Greetings from Ft. Lewis, Washington, where I am spending a long holiday with my son, Maj. Joe, and his wife, Christina.
It has now rained for every day I have been here, with one day where it converted into a light snow. There have been floods here in the last month, and I figure there will be more at this rate.
Ft. Lewis is outside of Tacoma, and there are Starbucks Coffee outlets everywhere. Washington is the home of Starbucks, and it shows. My hotel is near a Starbucks driveup. The lines form daily as the coffee keeps coming.
I also discovered that one can get free Starbucks coffee grounds for one’s garden. I will have to check that out when I get home, because I can recall my grandmother using coffee grounds for her garden when I was a child. It made for some great flowers and veggies. And, that was just ordinary A&P coffee grounds. I can just imagine what the more exclusive Starbucks can do for gardening.
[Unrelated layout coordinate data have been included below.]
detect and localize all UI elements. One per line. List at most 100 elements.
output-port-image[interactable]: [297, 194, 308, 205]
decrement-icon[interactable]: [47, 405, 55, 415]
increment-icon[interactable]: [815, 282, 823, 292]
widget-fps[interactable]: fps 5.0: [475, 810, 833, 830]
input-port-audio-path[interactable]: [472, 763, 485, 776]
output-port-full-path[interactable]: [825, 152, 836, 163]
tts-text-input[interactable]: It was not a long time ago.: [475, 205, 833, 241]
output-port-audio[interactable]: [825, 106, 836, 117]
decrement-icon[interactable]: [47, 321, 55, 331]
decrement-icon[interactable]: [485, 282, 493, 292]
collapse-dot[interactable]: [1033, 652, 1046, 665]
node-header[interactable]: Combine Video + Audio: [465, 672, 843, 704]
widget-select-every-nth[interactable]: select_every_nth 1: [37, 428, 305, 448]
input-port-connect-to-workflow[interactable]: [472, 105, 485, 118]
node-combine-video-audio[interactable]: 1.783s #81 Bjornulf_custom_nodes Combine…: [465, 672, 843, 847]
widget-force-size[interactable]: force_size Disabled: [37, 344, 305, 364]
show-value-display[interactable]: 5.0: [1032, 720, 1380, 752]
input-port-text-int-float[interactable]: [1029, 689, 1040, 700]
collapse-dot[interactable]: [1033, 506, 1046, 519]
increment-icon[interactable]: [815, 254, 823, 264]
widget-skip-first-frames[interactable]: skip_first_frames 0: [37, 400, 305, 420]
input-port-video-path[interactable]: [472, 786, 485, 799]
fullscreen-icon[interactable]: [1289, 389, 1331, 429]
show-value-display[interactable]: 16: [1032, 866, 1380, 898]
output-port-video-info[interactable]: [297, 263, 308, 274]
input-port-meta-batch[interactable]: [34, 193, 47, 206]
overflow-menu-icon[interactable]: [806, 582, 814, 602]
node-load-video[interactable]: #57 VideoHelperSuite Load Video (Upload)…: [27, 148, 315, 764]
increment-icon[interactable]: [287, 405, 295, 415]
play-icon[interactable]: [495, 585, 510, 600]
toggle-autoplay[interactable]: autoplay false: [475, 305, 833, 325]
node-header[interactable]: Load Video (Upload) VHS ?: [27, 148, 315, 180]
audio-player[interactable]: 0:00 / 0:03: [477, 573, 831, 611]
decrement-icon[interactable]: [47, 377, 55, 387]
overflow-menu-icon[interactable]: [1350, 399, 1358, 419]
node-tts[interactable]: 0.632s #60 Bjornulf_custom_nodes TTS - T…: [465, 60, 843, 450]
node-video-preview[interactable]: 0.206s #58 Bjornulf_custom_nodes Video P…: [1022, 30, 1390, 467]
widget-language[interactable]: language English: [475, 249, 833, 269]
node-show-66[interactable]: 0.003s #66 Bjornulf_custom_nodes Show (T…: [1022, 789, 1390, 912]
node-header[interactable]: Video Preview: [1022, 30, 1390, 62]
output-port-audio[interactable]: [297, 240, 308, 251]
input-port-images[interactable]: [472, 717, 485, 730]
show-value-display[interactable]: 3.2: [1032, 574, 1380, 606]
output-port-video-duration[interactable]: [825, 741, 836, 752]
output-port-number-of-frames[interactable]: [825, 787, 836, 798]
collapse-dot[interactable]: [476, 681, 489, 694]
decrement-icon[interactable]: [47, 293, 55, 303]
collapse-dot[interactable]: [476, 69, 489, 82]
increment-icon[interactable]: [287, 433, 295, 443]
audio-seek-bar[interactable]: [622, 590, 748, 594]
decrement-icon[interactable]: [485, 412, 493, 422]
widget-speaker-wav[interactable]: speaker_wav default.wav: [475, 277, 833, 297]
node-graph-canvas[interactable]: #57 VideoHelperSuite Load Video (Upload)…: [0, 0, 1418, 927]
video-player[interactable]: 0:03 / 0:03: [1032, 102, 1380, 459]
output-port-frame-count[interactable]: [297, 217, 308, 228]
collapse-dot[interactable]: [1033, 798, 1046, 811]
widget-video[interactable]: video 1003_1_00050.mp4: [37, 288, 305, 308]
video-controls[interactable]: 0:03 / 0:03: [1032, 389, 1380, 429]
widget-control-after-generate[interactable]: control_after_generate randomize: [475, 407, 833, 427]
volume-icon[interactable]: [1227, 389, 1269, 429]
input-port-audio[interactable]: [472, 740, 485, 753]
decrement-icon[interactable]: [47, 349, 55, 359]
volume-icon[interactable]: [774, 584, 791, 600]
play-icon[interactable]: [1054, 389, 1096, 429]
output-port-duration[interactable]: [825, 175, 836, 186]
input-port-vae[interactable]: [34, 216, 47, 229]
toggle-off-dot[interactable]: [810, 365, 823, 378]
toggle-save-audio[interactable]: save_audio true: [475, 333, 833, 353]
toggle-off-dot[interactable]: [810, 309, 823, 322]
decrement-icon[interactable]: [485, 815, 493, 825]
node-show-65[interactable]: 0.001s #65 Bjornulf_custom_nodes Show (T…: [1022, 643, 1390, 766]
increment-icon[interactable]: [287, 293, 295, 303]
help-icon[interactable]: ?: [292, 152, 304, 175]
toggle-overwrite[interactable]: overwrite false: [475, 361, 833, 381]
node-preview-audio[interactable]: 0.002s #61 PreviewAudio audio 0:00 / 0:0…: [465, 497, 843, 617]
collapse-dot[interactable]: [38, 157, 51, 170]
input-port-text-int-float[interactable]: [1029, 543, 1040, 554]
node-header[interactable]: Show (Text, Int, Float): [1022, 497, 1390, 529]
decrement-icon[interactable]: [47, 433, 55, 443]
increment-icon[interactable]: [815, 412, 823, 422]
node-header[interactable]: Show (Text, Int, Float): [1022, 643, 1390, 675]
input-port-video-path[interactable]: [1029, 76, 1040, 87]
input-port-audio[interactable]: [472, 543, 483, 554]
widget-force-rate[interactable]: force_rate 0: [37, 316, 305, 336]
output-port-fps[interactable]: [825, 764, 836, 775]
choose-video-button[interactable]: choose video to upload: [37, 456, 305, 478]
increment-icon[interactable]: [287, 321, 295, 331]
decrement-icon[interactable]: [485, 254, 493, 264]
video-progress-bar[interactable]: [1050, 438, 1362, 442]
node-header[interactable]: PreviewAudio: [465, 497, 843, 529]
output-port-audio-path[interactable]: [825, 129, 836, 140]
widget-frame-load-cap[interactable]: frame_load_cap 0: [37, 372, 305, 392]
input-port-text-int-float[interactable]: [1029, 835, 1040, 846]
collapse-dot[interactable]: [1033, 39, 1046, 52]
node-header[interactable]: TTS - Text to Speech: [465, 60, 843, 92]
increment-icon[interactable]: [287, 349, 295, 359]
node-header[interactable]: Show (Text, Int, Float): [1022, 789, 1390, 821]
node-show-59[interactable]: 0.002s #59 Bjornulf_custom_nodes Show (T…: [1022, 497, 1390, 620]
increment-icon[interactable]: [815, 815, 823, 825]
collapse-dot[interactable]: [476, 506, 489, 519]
I have discovered, too, that auto congestion is not limited to Chicagoland. The expressways here are also backed up. The big difference is that in Chicagoland, one can veer off, find a side street and then zigzag the old-fashioned way home. For instance, I never use I-290 during business hours, preferring to take the old, tried and true Ogden Avenue, just like in the “old days” before expressways, which now belie their name.
“Express” is no longer applicable! Anyway, in Washington state there are no side streets to use as an alternate. You either sit in traffic or stay home.
It is interesting to use the post’s commissary and post exchange, better known as the “PX”. When you buy something, there is no sales tax. One still gets name brands and a great choice of everything, but no sales tax. I, as a civilian, could not shop there, but all military and families can. It is a savings for them.
A lot of military retirees live around Ft. Lewis, and they use these facilities as well, which is a savings for a senior on a fixed income. And, because they are close to the Madigan Military Hospital, they get medical attention. One often sees colonies of retired military near military posts for just this reason.
We had Thanksgiving dinner at the Madigan Hospital, with officers, including my son, serving. If this was hospital food, everyone was living well, because it was every bit as good as what one could make at home … without the fuss, of course. I got a chance to renew and acquaintance with the hospital’s commander, Gen. Sheila Baxter. She made it her business to stop by every table to meet with the families who were there.
It was fun watching my son, Joe (Pepi), serve as this was something he never did at home. He was always backed up, because he had to talk to everyone coming through the line. He has the same bad habit I do when serving food-putting too much on the plate at one time.
We come from a long line of folks who believe food is love, and we don’t believe in empty plates.
After a long political campaign, I was dying to see a movie, any movie. And so we went to see “Happy Feet,” which is very good, as well as “Casino Royale,” the new James Bond thriller with the new James Bond.
A word to the wise, skip the James Bond flick-it is too long and has no story, not to mention that the new James Bond looks like a pinhead with a broken nose and is nowhere near the suave personage that was Sean Connery or Pierce Brosnan.
The kids were kind enough to get me caught up on chapters of “Battlestar Galactica,” again something which was sacrificed to campaigning. They tape everything, so we ran a marathon of chapters of the science fiction TV show. I must admit that I am a bit overwhelmed by it all.
When it comes down to it, there is no place like home, even though the place is being taken over by overly large condominiums, especially the one off of Delaplaine Road, with enough Christmas lights to rival the Oakbrook Center.
I can hardly wait for the humongous Henninger edifice to hover over the village upon completion. Hopefully, it will be more manageable than that condo farm which occupies the property in Brookfield (formerly Buresh’s Restaurant).
Home is changing-but it is home, nonetheless. At least the rainfall is more limited.